Despite the all-too-common perception that boys tend to do better than girls in math, a new study shows that female students actually perform on par with their male counterparts in math, from early grade school all the way through high school.
In an enormous study of more than 7 million kids, researchers looked at schools' yearly math tests across 10 states to compare the genders' scores.
Research from almost 20 years ago showed that girls and boys fared virtually the same in math during grade school, but then girls' math proficiency dropped during high school. Yet this new study shows boys and girls on a level math playing field from start to finish. The fact that girls are taking more advanced math courses may be a big reason why the gender gap is closing, the researchers say.
Though the study did show a slight gain on SAT scores (with boys scoring 7% higher than girls in 2007) that's likely because far more girls take the SAT than boys, which skews the numbers, say the researchers.
One concern raised by the study is that current state assessments did not test for more complex problem-solving skills necessary for future success in science and math careers.
What This Means to You
These new findings will hopefully help dispel myths about girls' capabilities and learning styles when it comes to math. When girls (as well as their parents and teachers) believe they can't understand or excel in math the way boys can, it can negatively affect not only their performance and confidence in math during school, but also in their professional choices as adults.
Try some of these simple ways to help make math an enjoyable part of learning, instead of something kids — boys or girls — dread as they grow:
Set fundamental math skills in motion for toddlers and preschoolers:
- Look for opportunities to count together — while you walk up and down stairs, put away toys, dole out snacks, color with crayons, play with blocks, etc.
- Read picture books highlighting numbers, shapes, and patterns.
- Encourage kids to count along, point out shapes and numbers, and figure out what comes next. Introduce concepts such as bigger/smaller, same/different, more/less.
- Teach kids their age — how to count it on their fingers, then eventually how to recognize, trace, and then write the number.
- Start teaching early addition and subtraction by doing things like stacking blocks then taking some away and putting some on top.
Practice math skills by letting kids help in the kitchen. As children learn to crack eggs and stir sauce, they also can work on math skills. Count ingredients ("How many eggs?"), work on math concepts ("Are we putting in more salt or baking soda?"), sequencing skills ("What comes first…next…last?"), and fractions ("How much is 3/4 of a cup?").
Play games, starting at a young age, that promote math skills. Try:
- board games, which help teach math through counting spaces and adding die (games like "Chutes and Ladders" early on, then "Parcheesi," "Trouble," and "Sorry"). Build on math skills with "Monopoly," "Life," and "Battleship" as they grow.
- dice games that require keeping score (like "Yahtzee" and "Farkel")
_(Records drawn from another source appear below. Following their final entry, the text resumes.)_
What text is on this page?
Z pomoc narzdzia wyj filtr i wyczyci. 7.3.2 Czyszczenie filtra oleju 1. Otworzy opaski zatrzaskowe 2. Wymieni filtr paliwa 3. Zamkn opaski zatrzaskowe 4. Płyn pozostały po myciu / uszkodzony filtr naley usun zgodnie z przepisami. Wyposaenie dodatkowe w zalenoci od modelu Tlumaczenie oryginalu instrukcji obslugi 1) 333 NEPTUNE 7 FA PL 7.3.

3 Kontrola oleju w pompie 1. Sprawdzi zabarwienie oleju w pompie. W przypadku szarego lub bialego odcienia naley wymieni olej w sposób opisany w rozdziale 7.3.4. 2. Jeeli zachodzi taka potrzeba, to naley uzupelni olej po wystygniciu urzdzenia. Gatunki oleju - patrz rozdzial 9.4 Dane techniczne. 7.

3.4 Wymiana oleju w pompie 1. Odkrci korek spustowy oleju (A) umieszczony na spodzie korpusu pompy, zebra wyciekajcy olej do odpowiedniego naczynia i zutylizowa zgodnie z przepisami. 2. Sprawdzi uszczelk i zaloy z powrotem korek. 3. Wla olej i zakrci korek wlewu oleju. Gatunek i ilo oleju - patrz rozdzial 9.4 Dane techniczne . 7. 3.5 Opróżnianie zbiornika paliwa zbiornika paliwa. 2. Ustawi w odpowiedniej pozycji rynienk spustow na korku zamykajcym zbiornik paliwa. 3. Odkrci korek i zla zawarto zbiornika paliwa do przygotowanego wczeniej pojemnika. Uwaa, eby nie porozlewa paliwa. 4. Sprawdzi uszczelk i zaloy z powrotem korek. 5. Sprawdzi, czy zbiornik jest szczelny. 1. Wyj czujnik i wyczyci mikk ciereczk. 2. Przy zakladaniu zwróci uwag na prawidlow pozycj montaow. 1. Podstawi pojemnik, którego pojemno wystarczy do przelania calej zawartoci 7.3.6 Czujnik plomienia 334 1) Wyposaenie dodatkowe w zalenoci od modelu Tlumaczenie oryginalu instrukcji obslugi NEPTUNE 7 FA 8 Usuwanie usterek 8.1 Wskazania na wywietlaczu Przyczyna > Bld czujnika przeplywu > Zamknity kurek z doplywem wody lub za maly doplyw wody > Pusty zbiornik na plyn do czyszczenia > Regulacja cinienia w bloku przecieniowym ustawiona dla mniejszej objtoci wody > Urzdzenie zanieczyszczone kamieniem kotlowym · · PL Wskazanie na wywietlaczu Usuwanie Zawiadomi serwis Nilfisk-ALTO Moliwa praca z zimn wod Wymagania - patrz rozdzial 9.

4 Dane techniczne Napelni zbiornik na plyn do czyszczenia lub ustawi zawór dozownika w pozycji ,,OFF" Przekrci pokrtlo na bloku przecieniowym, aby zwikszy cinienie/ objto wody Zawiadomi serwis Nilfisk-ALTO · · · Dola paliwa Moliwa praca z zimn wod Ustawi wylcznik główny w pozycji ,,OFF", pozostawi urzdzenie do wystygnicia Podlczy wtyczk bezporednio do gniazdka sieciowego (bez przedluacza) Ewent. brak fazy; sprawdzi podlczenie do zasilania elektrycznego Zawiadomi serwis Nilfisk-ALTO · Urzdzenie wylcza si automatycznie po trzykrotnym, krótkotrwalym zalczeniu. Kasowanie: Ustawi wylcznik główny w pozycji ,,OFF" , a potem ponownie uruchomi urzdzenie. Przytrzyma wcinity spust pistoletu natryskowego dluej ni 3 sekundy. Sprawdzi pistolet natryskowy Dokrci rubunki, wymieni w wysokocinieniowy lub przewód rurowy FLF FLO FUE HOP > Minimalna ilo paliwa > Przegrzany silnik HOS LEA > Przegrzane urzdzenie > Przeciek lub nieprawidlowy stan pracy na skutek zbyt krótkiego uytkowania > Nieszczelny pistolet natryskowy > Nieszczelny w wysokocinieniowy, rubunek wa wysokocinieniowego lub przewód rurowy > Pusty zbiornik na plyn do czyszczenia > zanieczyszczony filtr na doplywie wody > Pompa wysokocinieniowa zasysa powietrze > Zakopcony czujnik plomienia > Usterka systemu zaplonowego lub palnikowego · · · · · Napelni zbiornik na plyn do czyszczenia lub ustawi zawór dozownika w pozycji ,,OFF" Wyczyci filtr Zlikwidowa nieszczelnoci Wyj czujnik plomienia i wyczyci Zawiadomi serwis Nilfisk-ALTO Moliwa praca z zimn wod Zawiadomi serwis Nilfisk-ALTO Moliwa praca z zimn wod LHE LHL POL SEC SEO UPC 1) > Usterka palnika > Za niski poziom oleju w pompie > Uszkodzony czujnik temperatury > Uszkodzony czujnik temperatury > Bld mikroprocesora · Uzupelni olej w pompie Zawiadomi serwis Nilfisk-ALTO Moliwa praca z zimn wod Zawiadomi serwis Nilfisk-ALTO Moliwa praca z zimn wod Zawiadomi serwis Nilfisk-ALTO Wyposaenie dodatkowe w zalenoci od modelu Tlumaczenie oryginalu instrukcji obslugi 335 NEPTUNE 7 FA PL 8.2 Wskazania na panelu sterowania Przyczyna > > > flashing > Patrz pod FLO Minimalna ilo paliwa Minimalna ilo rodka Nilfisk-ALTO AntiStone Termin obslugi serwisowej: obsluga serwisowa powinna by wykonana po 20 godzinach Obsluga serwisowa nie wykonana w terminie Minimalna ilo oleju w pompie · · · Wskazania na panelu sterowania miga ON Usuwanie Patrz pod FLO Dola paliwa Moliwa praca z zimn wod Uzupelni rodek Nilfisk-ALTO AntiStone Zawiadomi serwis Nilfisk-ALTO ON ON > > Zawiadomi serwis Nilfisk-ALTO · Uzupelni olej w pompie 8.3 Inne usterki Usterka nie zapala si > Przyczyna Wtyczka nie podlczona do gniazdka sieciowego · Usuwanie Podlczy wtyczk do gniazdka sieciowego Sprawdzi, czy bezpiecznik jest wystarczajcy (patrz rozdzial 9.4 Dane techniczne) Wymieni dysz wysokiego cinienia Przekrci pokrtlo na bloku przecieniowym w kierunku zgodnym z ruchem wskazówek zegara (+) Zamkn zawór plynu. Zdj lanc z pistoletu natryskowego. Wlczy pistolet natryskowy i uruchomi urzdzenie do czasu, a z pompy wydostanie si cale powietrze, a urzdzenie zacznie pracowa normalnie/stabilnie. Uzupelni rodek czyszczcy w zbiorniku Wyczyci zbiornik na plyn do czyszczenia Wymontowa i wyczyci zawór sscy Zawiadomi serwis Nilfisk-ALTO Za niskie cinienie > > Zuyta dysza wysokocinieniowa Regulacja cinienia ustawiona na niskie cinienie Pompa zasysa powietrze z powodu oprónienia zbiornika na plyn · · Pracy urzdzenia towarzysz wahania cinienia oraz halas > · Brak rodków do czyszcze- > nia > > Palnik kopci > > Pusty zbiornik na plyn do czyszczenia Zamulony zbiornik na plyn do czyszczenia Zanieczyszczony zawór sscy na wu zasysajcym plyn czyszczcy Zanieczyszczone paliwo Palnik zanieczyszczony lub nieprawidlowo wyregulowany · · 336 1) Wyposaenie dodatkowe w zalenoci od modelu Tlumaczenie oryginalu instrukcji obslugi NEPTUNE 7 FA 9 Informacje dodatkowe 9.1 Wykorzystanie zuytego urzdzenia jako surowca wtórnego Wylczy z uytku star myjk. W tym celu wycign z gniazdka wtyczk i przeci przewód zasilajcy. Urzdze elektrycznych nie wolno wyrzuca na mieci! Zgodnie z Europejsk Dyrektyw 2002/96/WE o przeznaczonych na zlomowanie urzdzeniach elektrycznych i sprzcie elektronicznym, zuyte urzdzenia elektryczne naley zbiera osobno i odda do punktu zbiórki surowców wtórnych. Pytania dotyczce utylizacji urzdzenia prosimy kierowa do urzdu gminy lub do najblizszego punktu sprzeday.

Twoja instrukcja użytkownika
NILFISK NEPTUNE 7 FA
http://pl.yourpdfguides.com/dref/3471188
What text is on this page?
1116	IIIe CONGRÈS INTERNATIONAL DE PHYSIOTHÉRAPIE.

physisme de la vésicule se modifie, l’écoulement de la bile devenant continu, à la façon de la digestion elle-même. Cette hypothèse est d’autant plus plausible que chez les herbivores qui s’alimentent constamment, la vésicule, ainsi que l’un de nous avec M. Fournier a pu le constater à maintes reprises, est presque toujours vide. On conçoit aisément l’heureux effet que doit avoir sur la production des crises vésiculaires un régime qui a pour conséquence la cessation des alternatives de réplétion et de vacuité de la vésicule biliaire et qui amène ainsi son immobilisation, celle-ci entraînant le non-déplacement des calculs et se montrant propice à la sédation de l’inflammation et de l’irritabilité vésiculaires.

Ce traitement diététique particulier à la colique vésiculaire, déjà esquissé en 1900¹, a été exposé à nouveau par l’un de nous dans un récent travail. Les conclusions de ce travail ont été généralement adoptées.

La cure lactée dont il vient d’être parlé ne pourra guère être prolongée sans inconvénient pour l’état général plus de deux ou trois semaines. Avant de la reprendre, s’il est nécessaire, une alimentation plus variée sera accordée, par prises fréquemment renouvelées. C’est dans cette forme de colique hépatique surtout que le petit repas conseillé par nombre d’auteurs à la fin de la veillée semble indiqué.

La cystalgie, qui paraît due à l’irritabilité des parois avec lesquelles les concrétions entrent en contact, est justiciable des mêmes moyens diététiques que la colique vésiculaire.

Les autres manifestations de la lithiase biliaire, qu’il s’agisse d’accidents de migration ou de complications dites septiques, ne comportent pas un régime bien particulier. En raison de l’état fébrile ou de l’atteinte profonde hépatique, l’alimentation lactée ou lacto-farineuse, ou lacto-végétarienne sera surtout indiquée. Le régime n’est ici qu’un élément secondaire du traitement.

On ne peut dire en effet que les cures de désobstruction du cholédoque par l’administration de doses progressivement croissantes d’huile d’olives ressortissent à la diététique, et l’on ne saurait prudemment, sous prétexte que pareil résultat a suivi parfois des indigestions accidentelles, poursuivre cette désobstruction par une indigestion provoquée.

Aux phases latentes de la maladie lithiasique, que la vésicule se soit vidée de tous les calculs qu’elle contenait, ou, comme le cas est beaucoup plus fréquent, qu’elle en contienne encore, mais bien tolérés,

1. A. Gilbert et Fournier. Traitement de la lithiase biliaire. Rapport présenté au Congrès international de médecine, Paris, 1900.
- card games (like "Rummy 500," "Uno," and those that require more complex operations like "Twenty Four")
Enroll kids in a music class of their choice— let them choose the instrument they like and are most confident with playing. Why music? Kids are more likely to do better in math (and science) because music helps build reasoning skills and cognitive development, which are important to both. In fact, one study found that second-grade students who were given musical keyboard training while also using math software scored higher on math and fractions tests than students who used just the software alone. And students who've been involved in public school music programs score higher on their SATs than those who don't.
Redirect kids' inaccurate beliefs if they struggle in math (or any subject). It's important for parents to identify kids' irrational beliefs about themselves, whether they're about perfection, attractiveness, ability, or their school achievements. Helping kids set more accurate standards and be more realistic in evaluating themselves will help them have a healthy self-concept. Inaccurate perceptions of self can take root and become reality to kids. For example, a child who does very well in school but struggles with math may say, "I can't do math. I'm a bad student." Not only is this a false generalization, it's also a belief that will set the child up for failure. Encourage kids to see a situation in its true light. A helpful response might be: "You are a good student. You do great in school. Math is just a subject that you need to spend more time on. We'll work on it together." Try to figure out sample practice problems with your child and ask the teacher for advice on how to help.
Encourage kids, especially girls, to take on harder or more advanced placement math courses (like calculus) to help hone high-level math and problem-solving skills needed for placement tests, to increase their confidence, and to up their chances of being interested in (and getting) jobs related to math and science.
No matter what their age or which subjects they like and seem to excel at, try to make early learning a fun, everyday activity for your kids. Nurture and praise academic and social strengths and efforts, and help your kids work on (but never emphasize) weaknesses.